MZ: No. As an engineer, I don’t think there is a software product without bugs. Fortunately, this bug caused only a small loss. We should support good alternative Bitcoin protocol implementations to make the Bitcoin network stronger. When there are various implementations on the network, a bug from one implementation will only affect some of the nodes, not all nodes. In addition, when a bug of one implementation is active, the nodes will have a choice to change to another implementation. When a bug is active, emergency activity and leadership of the developers becomes important. I believe that the BU developers did a good job in timely solving this problem, just as the Core developers have previously done.
 

Mengerian

Moderator
Staff member
Aug 29, 2015
536
2,597
How about if you accept his offer to come, but prior to his speech give a short talk to the group introducing and explaining BU. Use his ability to draw a crowd to BU's benefit.

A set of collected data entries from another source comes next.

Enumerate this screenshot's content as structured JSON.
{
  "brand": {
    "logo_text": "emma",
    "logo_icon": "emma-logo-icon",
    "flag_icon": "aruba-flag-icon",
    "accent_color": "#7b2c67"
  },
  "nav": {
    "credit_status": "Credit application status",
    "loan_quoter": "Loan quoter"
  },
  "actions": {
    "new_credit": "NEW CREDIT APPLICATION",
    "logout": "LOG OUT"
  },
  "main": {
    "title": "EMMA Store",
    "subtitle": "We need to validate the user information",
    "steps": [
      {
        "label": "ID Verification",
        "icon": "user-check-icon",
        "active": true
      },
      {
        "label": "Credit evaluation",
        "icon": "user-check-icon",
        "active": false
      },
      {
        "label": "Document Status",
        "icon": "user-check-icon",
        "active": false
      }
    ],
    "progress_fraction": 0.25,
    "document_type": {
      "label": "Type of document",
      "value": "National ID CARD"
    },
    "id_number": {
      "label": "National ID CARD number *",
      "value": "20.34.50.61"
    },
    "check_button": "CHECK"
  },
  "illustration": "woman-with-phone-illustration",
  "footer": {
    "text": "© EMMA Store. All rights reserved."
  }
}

Also, would be good to let him know your opinion on what he said. Maybe he's trapped in the censorship bubble, it would be good to let him know there that BU is a good solution to the block size debate, and that there are intelligent, reasonable people advocating for it.
 

sickpig

Active Member
Aug 28, 2015
926
2,541
I have a question. Can anybody tell me what's going on on the BU test network? I remember that there should be tests and simulations of VERY BIG BLOCKS. Like 100 mB blocks. What happened? What's the results? Are the results not published? Why not?
the big block testnet is called nol.

to participate just fire up a bitcoind and use the flag `-chain_nol`

and you could start CPU mining (`bitcoin-cli -chain_nol setgenerate true`)

you are right thou about luck of results publication we need to work on it.
 

freetrader

Moderator
Staff member
Dec 16, 2015
2,806
6,088
@Norway: think about it - if the situation was reversed and you had a chance to present your POV somewhere, would you like being denied that opportunity? I guess not.

Giving him a chance to speak will make your event more popular, and there could be some people who want to ask AA some difficult questions. It's good for Bitcoin to have debate.